Some common cameras used for this technique include, but are not limited to, the Nikon D70 DLSR. the Nikon D40 DLSR and the Fujifilm FinePix IS Pro DSLR. The former two can perform this function unmodified, while the latter requires the internal UV and IR filters removed first (called a full spectrum conversion).
UV induced fluorescence photography uses the same UB illumination as reflect UV photography except that a glass barrier filter is typically applied on the lens to absorb or block UV light to enable visible radiation to pass through.
Images are created when UV light is absorbed by the subject matter, loses some energy, and is re-emitted (reflected) as longer, lower energy wavelengths of visible light.
How do you take UV photos?
While it might sound complex, taking UV pictures is a pretty simple affair in reality. You just need the right kit, as previously mentioned.
The first thing to decide upon is whether you are going to use analog or digital cameras. Both have their pros and cons but will require different camera setups to achieve the end results.
Digital cameras, for example, enable you to use Live View to compose and frame your shot before taking the picture.
They can also help make focussing easier and stop you from potentially damaging your eyes, too -- but beware of using the camera's viewfinder with a UV-transmitting bandpass filter.
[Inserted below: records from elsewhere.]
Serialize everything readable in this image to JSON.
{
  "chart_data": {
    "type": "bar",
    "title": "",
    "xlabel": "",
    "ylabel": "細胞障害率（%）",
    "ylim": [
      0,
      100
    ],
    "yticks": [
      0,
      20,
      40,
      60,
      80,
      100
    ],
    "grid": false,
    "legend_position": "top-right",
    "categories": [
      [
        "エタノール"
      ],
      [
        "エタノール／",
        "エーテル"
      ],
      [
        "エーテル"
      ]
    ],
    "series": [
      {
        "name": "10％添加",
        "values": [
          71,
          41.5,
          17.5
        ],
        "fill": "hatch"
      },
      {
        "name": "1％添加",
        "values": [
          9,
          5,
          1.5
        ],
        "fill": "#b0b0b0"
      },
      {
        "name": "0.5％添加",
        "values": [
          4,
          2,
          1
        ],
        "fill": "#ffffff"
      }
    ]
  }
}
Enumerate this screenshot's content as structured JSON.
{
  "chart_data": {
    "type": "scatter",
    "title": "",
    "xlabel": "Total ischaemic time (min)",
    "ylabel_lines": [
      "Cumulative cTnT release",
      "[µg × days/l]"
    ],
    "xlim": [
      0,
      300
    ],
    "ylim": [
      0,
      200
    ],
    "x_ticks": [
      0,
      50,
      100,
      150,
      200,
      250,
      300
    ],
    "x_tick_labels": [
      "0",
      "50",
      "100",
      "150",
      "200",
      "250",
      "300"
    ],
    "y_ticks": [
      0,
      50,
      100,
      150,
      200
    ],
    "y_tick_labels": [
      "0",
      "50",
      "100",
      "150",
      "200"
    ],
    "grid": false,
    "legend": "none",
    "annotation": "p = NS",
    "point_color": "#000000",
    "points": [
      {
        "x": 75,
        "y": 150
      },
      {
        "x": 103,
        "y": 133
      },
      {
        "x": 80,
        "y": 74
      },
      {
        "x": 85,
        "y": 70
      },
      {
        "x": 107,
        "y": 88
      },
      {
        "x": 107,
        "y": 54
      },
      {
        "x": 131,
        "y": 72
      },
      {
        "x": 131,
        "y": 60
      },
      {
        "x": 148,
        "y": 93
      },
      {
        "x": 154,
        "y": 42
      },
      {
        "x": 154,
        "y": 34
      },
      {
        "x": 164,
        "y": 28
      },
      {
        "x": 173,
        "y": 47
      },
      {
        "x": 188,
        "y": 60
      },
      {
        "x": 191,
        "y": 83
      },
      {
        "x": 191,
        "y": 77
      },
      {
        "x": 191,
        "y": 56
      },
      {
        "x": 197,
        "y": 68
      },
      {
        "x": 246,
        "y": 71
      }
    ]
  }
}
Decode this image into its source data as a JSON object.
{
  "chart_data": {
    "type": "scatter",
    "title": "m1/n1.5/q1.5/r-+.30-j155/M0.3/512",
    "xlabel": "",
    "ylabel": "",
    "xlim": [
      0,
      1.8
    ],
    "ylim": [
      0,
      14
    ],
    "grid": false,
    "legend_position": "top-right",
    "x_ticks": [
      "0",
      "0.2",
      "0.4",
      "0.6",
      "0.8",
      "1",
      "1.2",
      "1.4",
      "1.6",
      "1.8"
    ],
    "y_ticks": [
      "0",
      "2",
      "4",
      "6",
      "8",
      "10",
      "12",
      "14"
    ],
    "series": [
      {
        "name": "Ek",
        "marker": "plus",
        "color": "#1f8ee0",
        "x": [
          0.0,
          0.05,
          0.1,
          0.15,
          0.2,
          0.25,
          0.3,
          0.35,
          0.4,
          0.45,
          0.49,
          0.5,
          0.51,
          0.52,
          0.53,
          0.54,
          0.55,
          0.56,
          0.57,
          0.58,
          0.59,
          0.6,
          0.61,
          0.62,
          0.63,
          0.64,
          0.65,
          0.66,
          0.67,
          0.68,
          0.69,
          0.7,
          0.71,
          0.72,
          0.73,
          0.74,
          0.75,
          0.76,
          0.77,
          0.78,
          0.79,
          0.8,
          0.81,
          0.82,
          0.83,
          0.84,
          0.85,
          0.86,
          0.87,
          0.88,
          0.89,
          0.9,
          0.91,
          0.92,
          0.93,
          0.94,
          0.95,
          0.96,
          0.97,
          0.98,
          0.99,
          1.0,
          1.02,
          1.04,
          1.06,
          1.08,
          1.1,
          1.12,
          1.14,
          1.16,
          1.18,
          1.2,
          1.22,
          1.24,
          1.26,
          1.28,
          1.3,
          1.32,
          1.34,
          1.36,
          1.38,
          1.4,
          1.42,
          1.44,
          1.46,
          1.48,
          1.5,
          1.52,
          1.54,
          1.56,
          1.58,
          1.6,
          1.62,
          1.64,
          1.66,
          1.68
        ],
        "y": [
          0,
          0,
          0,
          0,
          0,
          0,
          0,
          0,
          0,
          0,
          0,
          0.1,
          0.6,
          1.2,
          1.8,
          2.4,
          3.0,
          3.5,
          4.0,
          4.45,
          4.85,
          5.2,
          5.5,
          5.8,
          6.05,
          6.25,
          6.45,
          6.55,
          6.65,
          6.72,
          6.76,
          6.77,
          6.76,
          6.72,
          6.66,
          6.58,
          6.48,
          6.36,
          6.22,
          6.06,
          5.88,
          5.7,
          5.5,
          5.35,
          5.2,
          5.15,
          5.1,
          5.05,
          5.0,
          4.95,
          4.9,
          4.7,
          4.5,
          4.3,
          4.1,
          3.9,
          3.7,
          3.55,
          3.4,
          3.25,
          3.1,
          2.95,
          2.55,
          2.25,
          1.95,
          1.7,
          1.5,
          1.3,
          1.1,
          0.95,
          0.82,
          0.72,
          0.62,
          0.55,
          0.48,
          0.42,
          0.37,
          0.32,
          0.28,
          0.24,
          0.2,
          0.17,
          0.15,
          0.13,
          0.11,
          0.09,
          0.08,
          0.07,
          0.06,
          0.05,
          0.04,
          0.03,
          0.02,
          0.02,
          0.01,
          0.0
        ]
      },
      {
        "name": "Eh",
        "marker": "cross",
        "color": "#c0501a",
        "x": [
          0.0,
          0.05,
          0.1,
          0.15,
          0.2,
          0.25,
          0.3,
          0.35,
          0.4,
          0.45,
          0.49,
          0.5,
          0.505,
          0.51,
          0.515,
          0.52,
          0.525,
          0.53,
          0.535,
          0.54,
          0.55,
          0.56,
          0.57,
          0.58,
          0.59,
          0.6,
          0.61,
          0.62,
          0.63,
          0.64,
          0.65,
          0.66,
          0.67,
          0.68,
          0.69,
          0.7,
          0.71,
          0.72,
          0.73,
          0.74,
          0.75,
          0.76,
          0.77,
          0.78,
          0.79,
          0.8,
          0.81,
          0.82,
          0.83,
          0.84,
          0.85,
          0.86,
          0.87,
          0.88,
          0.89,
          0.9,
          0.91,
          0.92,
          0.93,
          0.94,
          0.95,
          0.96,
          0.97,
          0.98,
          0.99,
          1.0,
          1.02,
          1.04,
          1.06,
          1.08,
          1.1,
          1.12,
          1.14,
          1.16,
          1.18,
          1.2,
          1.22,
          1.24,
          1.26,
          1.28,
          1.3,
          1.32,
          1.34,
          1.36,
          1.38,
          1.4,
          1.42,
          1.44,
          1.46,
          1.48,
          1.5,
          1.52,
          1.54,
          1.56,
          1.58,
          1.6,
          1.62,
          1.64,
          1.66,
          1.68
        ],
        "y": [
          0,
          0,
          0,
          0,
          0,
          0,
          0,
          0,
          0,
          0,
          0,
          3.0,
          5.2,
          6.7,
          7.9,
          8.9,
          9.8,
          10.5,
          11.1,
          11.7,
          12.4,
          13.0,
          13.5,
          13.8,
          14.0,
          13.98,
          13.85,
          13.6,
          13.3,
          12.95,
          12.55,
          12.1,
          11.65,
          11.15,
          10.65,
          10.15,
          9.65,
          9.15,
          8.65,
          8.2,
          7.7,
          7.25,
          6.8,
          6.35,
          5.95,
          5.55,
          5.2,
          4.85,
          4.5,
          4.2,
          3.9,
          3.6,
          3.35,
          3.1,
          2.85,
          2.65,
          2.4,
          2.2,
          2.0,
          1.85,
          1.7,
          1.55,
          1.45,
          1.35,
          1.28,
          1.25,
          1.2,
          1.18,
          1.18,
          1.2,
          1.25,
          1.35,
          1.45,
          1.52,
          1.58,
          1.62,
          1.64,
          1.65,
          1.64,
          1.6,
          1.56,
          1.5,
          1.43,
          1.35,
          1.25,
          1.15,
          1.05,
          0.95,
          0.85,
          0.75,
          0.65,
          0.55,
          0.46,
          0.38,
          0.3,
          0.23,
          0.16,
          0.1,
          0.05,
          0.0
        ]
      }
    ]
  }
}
For analog cameras, UV images need to be captured slightly differently. First, you will need to compose and focus the shot without a filter, then place the filter back in when you have your shot set up.
It is also advisable to use manual focusing when taking UV photographs using an analog camera. This will prevent needing to refocus when the lens is attached.
One of the most important considerations in UV photography is white balance. The first shot needs to be in raw so that the photographer can recover detail and color casts if need be.
Most UV photographers also recommend using a grey card to ensure the correct white balance. This will stop or reduce any color casts that present themselves in your UV photography scene.
When it comes to light sources, natural sunlight is usually more than enough as a source of UV radiation. However, glass, to some extent, can filter out UV light.
And that, ladies and gentlemen, is a wrap.
So, now you know how a UV camera works, are you tempted to give it a go yourself?